Chiuri was particularly excited about the winners’ projects. Having worked with embroiderers in India and visited South Korea, she explained that the these young women’s projects will make a direct impact on the cultures of their local communities.

Chiuri, who is one of the few women serving as creative director of a house, said that gender parity is slow to come in the fashion industry. “It’s not easy, but I think that step by step we can. These changes don’t get done in one second. It’s necessary to educate ourselves, to change our way to approach our work, and our mentality. It is that we must work together to change the approach,” she said. That core value influences her collections, but also her desire to elevate and shine a spotlight on women artists.

She also praised the younger generation’s perspective. “Probably this new generation is also more smart than us,” she said, noting they have more information, are savvy and are more vocal about the importance of representation in media and the workplace to promote structural change.

French influencer Lena Mahfouf took to the stage to discuss mental health.

Despite being an online leader, Mahfouf said she thinks kids should stay off of social media. “It’s a place that can be very dangerous for kids,” she said, explaining that the traditional social hierarchies of school popularity have transferred to social media. She also said she supports efforts to regulate influencer advertising because ads should be transparent and clear to audiences.

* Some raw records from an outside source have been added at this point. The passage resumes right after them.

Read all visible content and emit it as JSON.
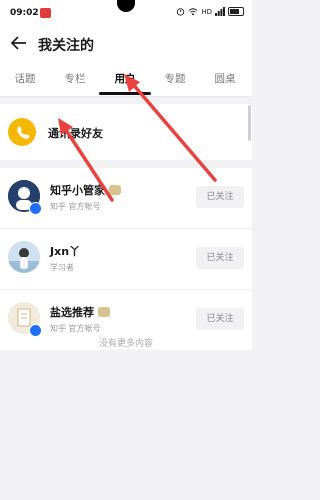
{
  "status_bar": {
    "time": "09:02",
    "network_label": "HD",
    "icons": [
      "app-notification-icon",
      "alarm-icon",
      "wifi-icon",
      "signal-icon",
      "battery-icon"
    ]
  },
  "header": {
    "title": "我关注的",
    "back_icon": "arrow-left-icon"
  },
  "tabs": [
    {
      "label": "话题",
      "active": false
    },
    {
      "label": "专栏",
      "active": false
    },
    {
      "label": "用户",
      "active": true
    },
    {
      "label": "专题",
      "active": false
    },
    {
      "label": "圆桌",
      "active": false
    }
  ],
  "contacts": {
    "label": "通讯录好友",
    "icon": "phone-icon",
    "accent": "#f5b800"
  },
  "users": [
    {
      "name": "知乎小管家",
      "subtitle": "知乎 官方帐号",
      "follow_label": "已关注",
      "verified": true
    },
    {
      "name": "Jxn丫",
      "subtitle": "学习者",
      "follow_label": "已关注",
      "verified": false
    },
    {
      "name": "盐选推荐",
      "subtitle": "知乎 官方帐号",
      "follow_label": "已关注",
      "verified": true
    }
  ],
  "footer": {
    "no_more": "没有更多内容"
  },
  "colors": {
    "annotation_arrow": "#e8413e",
    "verified": "#1e6fff"
  }
}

Mahfouf cautioned the fashion industry to be cautious with the messages they present, and said that while she personally loves fashion and beauty, she doesn’t want to gloss over reality or hold women to unrealistic standards. The fashion industry’s focus on “making everything look perfect” should not send the wrong message.

She also noted that when she does videos without makeup it’s considered strong or brave and questioned why. Mahfouf said her boyfriend Sebastien Frit, also an influencer, is notably treated differently by brands. The industry demands more intimate and personal content from women but conversely doesn’t recognize them as independent businesspeople or creators.

It leads to a case of “imposter syndrome” that can effect many young girls and women. “I’m trying to stop saying sorry…and trying to make myself shrink,” she said. “Even when you’re super proud, saying ‘Oh I don’t deserve this’ — well you do deserve this. We’re not taking anyone’s room. We can create this space [for ourselves].”

With that, she encouraged all the finalists to feel confidence. The young women are already accomplished speakers in their presentations.

The finalists included Soun Lee, from South Korea’s #BeNatural, which advocates for body neutrality and is working with local legislators on body image and perception education; Liz Bohner, from France’s She Guardian, which tackles daily security issues and street harassment for women through education and self defense classes; France and Ivory Coast’s Étoile Foundation, which educates girls on menstruation and increases access to sustainable hygiene; Neha Jain, from India’s Project Meraki, which runs an incubator to educate women artisans as entrepreneurs, and France’s sHeart founder, Laetitia Bonhomme, a foundation dedicated to supporting young female artists.

Chiuri chaired the jury, which ultimately selected #BeNatural and Meraki as the winners of the Dream for Change project. The two projects will receive additional mentoring and grants. #BeNatural revealed they will soon hold a workshop at the House of Dior store in Seoul to spread their message.